Gas molecules do not diffuse nearly as rapidly as their very high speeds might suggest. If molecules actually moved through a room at hundreds of miles per hour, we would detect odors faster than we hear sound. Instead, it can take several minutes for us to detect an aroma because molecules are traveling in a medium with other gas molecules. Because gas molecules collide as often as 10^{10} times per second, changing direction and speed with each collision, they do not diffuse across a room in a straight line, as illustrated schematically in Figure \(\PageIndex{4}\).

The average distance traveled by a molecule between collisions is the mean free path.

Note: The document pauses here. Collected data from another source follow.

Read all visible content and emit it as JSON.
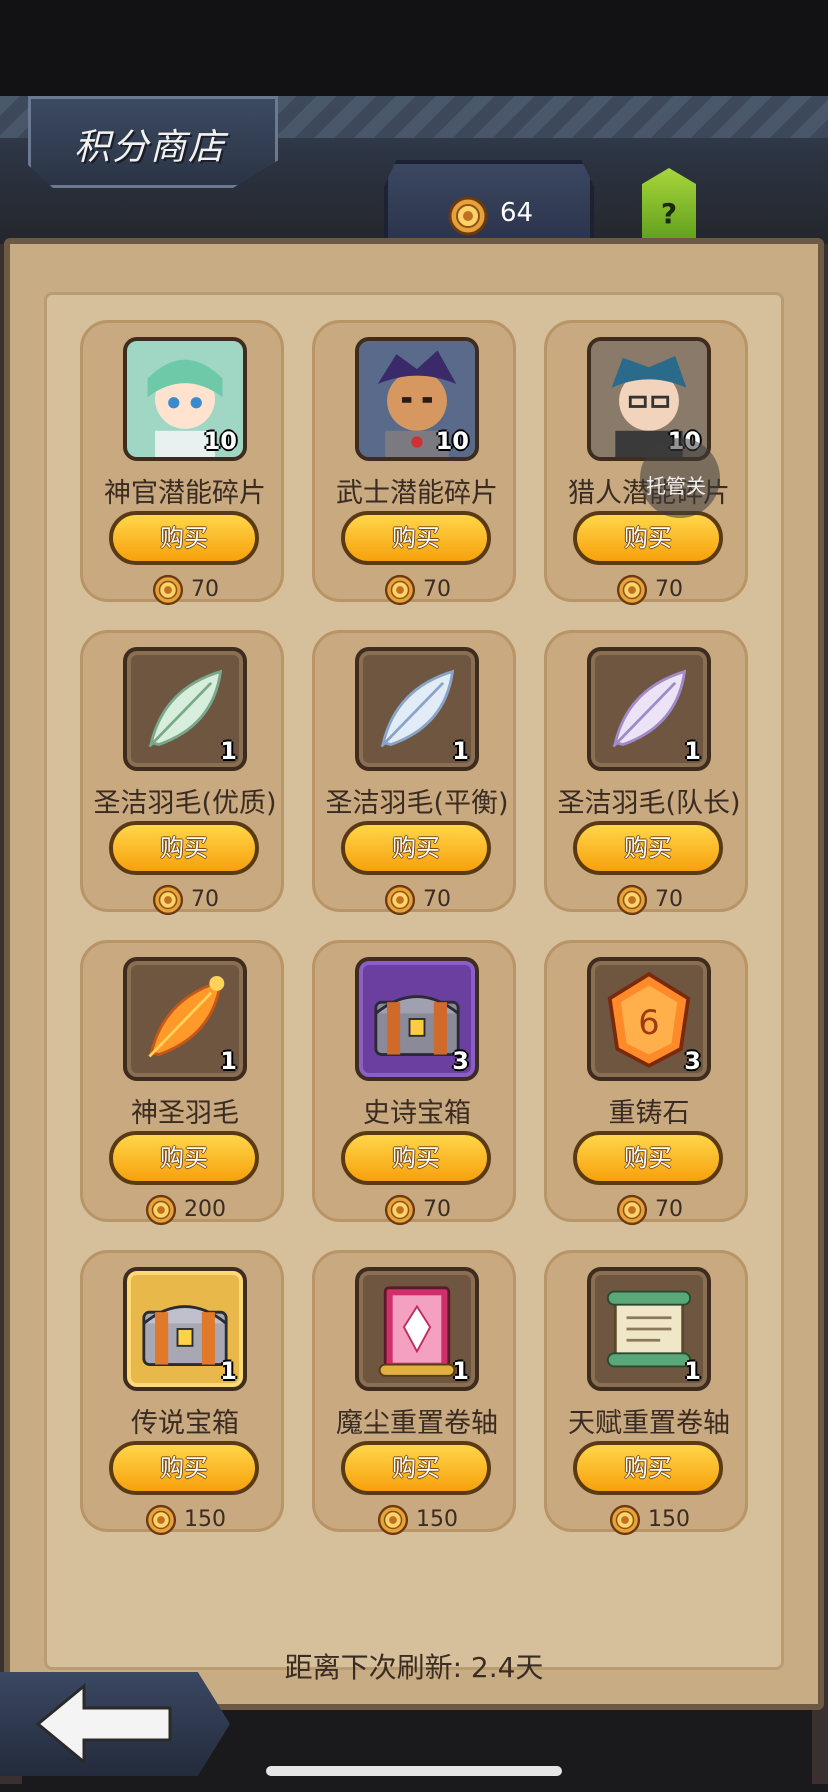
{
  "title": "积分商店",
  "points": "64",
  "help_label": "?",
  "overlay_label": "托管关",
  "buy_label": "购买",
  "items": [
    {
      "name": "神官潜能碎片",
      "qty": "10",
      "price": "70",
      "icon": "cleric-portrait-icon",
      "frame": "normal"
    },
    {
      "name": "武士潜能碎片",
      "qty": "10",
      "price": "70",
      "icon": "warrior-portrait-icon",
      "frame": "normal"
    },
    {
      "name": "猎人潜能碎片",
      "qty": "10",
      "price": "70",
      "icon": "hunter-portrait-icon",
      "frame": "normal"
    },
    {
      "name": "圣洁羽毛(优质)",
      "qty": "1",
      "price": "70",
      "icon": "green-feather-icon",
      "frame": "normal"
    },
    {
      "name": "圣洁羽毛(平衡)",
      "qty": "1",
      "price": "70",
      "icon": "blue-feather-icon",
      "frame": "normal"
    },
    {
      "name": "圣洁羽毛(队长)",
      "qty": "1",
      "price": "70",
      "icon": "purple-feather-icon",
      "frame": "normal"
    },
    {
      "name": "神圣羽毛",
      "qty": "1",
      "price": "200",
      "icon": "golden-feather-icon",
      "frame": "normal"
    },
    {
      "name": "史诗宝箱",
      "qty": "3",
      "price": "70",
      "icon": "epic-chest-icon",
      "frame": "purple"
    },
    {
      "name": "重铸石",
      "qty": "3",
      "price": "70",
      "icon": "reforge-stone-icon",
      "frame": "normal"
    },
    {
      "name": "传说宝箱",
      "qty": "1",
      "price": "150",
      "icon": "legendary-chest-icon",
      "frame": "gold"
    },
    {
      "name": "魔尘重置卷轴",
      "qty": "1",
      "price": "150",
      "icon": "magic-dust-scroll-icon",
      "frame": "normal"
    },
    {
      "name": "天赋重置卷轴",
      "qty": "1",
      "price": "150",
      "icon": "talent-scroll-icon",
      "frame": "normal"
    }
  ],
  "refresh_text": "距离下次刷新: 2.4天",
  "back_icon": "back-arrow-icon"
}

The denser the gas, the shorter the mean free path; conversely, as density decreases, the mean free path becomes longer because collisions occur less frequently. At 1 atm pressure and 25°C, for example, an oxygen or nitrogen molecule in the atmosphere travels only about 6.0 × 10^{−8} m (60 nm) between collisions. In the upper atmosphere at about 100 km altitude, where gas density is much lower, the mean free path is about 10 cm; in space between galaxies, it can be as long as 1 × 10^{10} m (about 6 million miles).

Note

The **denser **the gas, the **shorter **the mean free path.

Example \(\PageIndex{2}\)

Calculate the rms speed of a sample of *cis*-2-butene (C_{4}H_{8}) at 20°C.

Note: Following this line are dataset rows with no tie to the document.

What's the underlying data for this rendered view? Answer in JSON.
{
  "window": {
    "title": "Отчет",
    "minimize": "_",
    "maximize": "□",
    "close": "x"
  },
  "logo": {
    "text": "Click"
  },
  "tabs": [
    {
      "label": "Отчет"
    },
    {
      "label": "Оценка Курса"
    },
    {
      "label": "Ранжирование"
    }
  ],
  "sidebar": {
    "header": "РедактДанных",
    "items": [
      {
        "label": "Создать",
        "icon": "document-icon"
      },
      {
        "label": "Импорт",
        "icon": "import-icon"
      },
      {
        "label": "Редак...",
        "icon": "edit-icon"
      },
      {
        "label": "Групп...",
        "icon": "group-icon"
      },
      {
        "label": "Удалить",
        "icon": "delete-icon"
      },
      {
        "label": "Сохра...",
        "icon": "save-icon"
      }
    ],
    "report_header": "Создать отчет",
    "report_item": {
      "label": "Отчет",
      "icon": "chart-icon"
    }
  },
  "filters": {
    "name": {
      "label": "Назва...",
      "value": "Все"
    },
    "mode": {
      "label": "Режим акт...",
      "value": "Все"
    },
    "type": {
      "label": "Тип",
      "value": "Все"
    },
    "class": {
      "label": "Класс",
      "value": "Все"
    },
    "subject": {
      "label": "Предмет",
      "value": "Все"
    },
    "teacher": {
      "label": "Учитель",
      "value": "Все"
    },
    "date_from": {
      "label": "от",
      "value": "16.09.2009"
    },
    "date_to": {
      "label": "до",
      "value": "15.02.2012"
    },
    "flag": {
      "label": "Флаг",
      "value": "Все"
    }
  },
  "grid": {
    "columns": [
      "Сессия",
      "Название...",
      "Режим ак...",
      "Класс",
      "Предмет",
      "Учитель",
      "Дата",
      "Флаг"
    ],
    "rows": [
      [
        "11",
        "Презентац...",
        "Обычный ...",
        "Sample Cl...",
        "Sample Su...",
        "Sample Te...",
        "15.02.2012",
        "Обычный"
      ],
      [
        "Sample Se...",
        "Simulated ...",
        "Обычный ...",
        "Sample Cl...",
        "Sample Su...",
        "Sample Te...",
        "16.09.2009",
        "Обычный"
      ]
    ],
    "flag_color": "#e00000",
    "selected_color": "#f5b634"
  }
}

**Given: **compound and temperature

**Asked for: **rms speed

**Strategy:**

Calculate the molar mass of cis-2-butene. Be certain that all quantities are expressed in the appropriate units and then use Equation 6.8.5 to calculate the rms speed of the gas.

**Solution:**

To use Equation 6.8.4, we need to calculate the molar mass of *cis*-2-butene and make sure that each quantity is expressed in the appropriate units. Butene is C_{4}H_{8}, so its molar mass is 56.11 g/mol. Thus

\[u_{\rm rms}=\sqrt{\dfrac{3RT}{M}}=\rm\sqrt{\dfrac{3\times8.3145\;\dfrac{J}{K\cdot mol}\times(20+273)\;K}{56.11\times10^{-3}\;kg}}=361\;m/s\]

or approximately 810 mi/h.Exercise \(\PageIndex{2}\)

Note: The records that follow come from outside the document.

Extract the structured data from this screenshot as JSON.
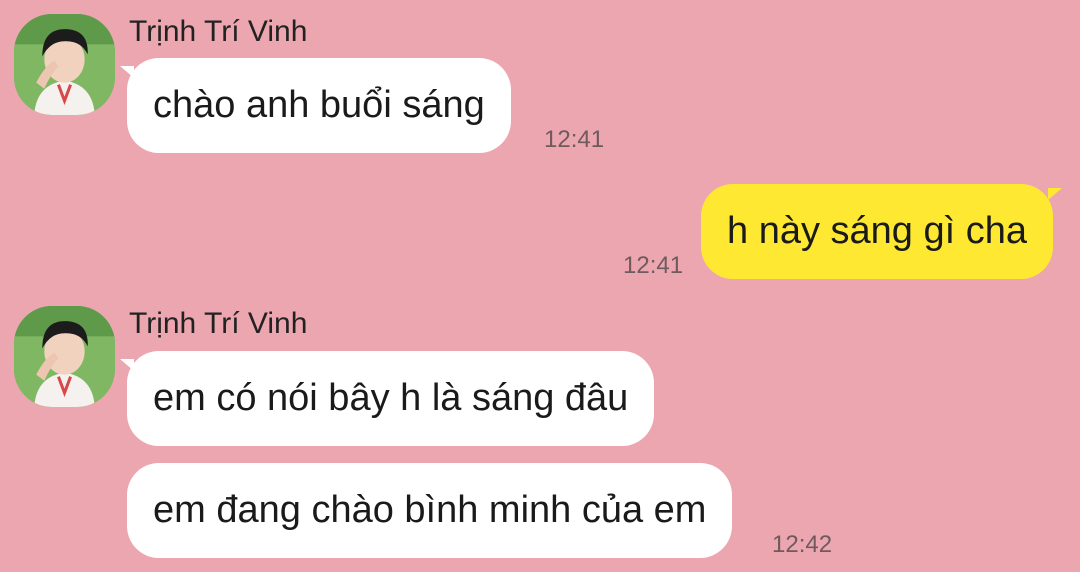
{
  "colors": {
    "background": "#eca6b0",
    "incoming_bubble": "#ffffff",
    "outgoing_bubble": "#fee832",
    "timestamp": "#6f5a5e"
  },
  "messages": [
    {
      "sender": "Trịnh Trí Vinh",
      "text": "chào anh buổi sáng",
      "time": "12:41",
      "direction": "incoming"
    },
    {
      "text": "h này sáng gì cha",
      "time": "12:41",
      "direction": "outgoing"
    },
    {
      "sender": "Trịnh Trí Vinh",
      "text": "em có nói bây h là sáng đâu",
      "direction": "incoming"
    },
    {
      "text": "em đang chào bình minh của em",
      "time": "12:42",
      "direction": "incoming"
    }
  ],
  "avatar_icon": "user-avatar-icon"
}
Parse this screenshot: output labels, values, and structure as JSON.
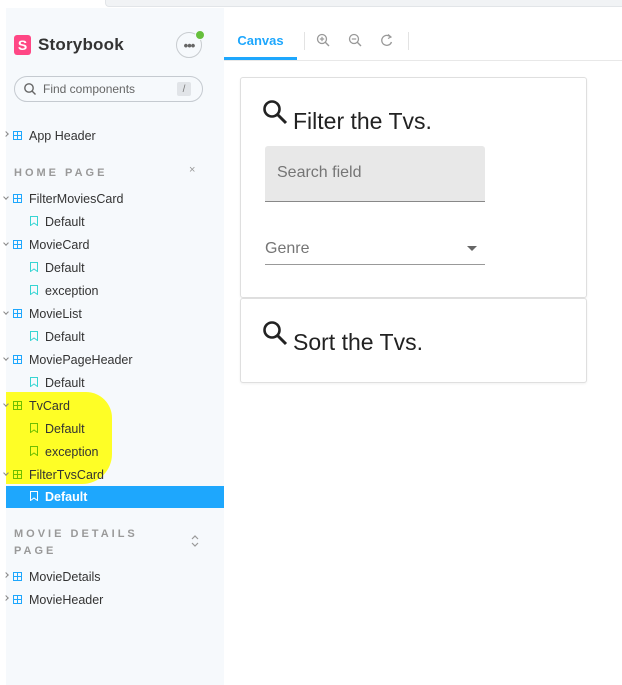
{
  "brand": {
    "logo_letter": "S",
    "name": "Storybook"
  },
  "menu": {
    "label": "•••"
  },
  "search": {
    "placeholder": "Find components",
    "shortcut": "/"
  },
  "sidebar": {
    "top_item": "App Header",
    "sections": [
      {
        "title": "HOME PAGE",
        "toggle": "×",
        "components": [
          {
            "name": "FilterMoviesCard",
            "stories": [
              "Default"
            ]
          },
          {
            "name": "MovieCard",
            "stories": [
              "Default",
              "exception"
            ]
          },
          {
            "name": "MovieList",
            "stories": [
              "Default"
            ]
          },
          {
            "name": "MoviePageHeader",
            "stories": [
              "Default"
            ]
          },
          {
            "name": "TvCard",
            "stories": [
              "Default",
              "exception"
            ]
          },
          {
            "name": "FilterTvsCard",
            "stories": [
              "Default"
            ]
          }
        ]
      },
      {
        "title_line1": "MOVIE DETAILS",
        "title_line2": "PAGE",
        "toggle": "⌃⌄",
        "components": [
          {
            "name": "MovieDetails"
          },
          {
            "name": "MovieHeader"
          }
        ]
      }
    ],
    "selected_story": "FilterTvsCard / Default",
    "highlight_color": "#ffff00",
    "accent": "#1ea7fd"
  },
  "toolbar": {
    "tab": "Canvas",
    "tools": [
      "zoom-in-icon",
      "zoom-out-icon",
      "reset-zoom-icon"
    ]
  },
  "preview": {
    "filter_card": {
      "title": "Filter the Tvs.",
      "search_placeholder": "Search field",
      "genre_label": "Genre"
    },
    "sort_card": {
      "title": "Sort the Tvs."
    }
  }
}
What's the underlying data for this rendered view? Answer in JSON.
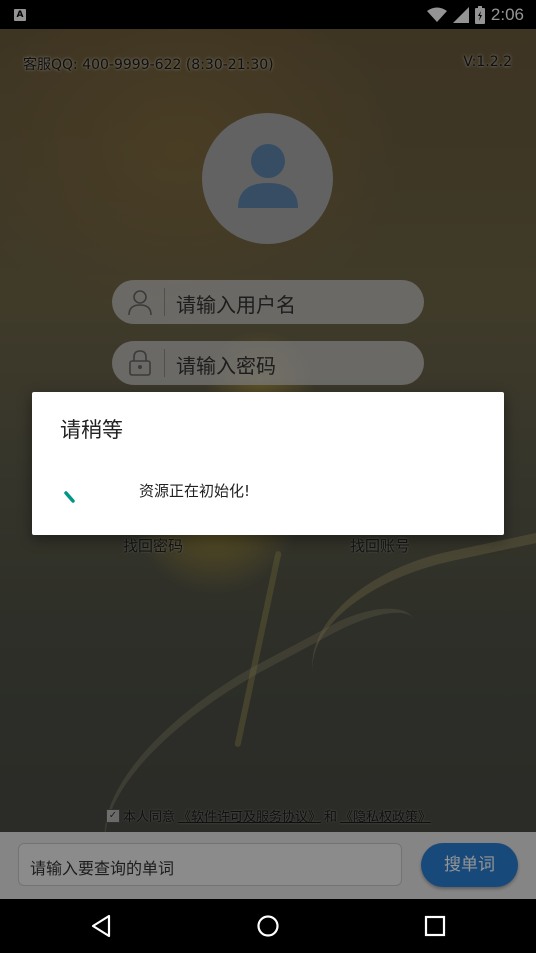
{
  "status_bar": {
    "time": "2:06",
    "app_icon_letter": "A"
  },
  "header": {
    "service_text": "客服QQ: 400-9999-622 (8:30-21:30)",
    "version": "V:1.2.2"
  },
  "login": {
    "username_placeholder": "请输入用户名",
    "password_placeholder": "请输入密码",
    "find_password": "找回密码",
    "find_account": "找回账号"
  },
  "agreement": {
    "prefix": "本人同意",
    "license_link": "《软件许可及服务协议》",
    "conjunction": "和",
    "privacy_link": "《隐私权政策》"
  },
  "search": {
    "placeholder": "请输入要查询的单词",
    "button_label": "搜单词"
  },
  "dialog": {
    "title": "请稍等",
    "message": "资源正在初始化!"
  },
  "colors": {
    "accent_blue": "#2a7fd4",
    "spinner_teal": "#009688",
    "dialog_bg": "#ffffff"
  },
  "icons": [
    "wifi-icon",
    "cell-signal-icon",
    "battery-icon",
    "user-icon",
    "lock-icon",
    "back-icon",
    "home-icon",
    "recents-icon"
  ]
}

Calculate the rms speed of a sample of radon gas at 23°C.

**Answer: **1.82 × 10^{2} m/s (about 410 mi/h)

The kinetic molecular theory of gases demonstrates how a successful theory can explain previously observed empirical relationships (laws) in an intuitively satisfying way. Unfortunately, the actual gases that we encounter are not “ideal,” although their behavior usually approximates that of an ideal gas. In Section 10.8, we explore how the behavior of real gases differs from that of ideal gases.

Graham’s law of Diffusion and Effusion: https://youtu.be/9HO-qgh-iGI

## Summary

- The kinetic molecular theory of gases provides a molecular explanation for the observations that led to the development of the ideal gas law.
**Average kinetic energy:**\[\overline{e_K}=\dfrac{1}{2}m{u_{\rm rms}}^2=\dfrac{3}{2}\dfrac{R}{N_A}T,\]**Root mean square speed:**\[u_{\rm rms}=\sqrt{\dfrac{u_1^2+u_2^2+\cdots u_N^2}{N}},\]**Kinetic molecular theory of gases**: \[u_{\rm rms}=\sqrt{\dfrac{3RT}{M}}.\]**Graham’s law for effusion:**\[\dfrac{v_{\rm rms, B}}{v_{\rm rms,A}}=\sqrt{\dfrac{M_{\rm A}}{M_{\rm B}}}\]

**Diffusion** is the gradual mixing of gases to form a sample of uniform composition even in the absence of mechanical agitation. In contrast, **effusion** is the escape of a gas from a container through a tiny opening into an evacuated space. The rate of effusion of a gas is inversely proportional to the square root of its molar mass (**Graham’s law**), a relationship that closely approximates the rate of diffusion. As a result, light gases tend to diffuse and effuse much more rapidly than heavier gases. The **mean free path** of a molecule is the average distance it travels between collisions.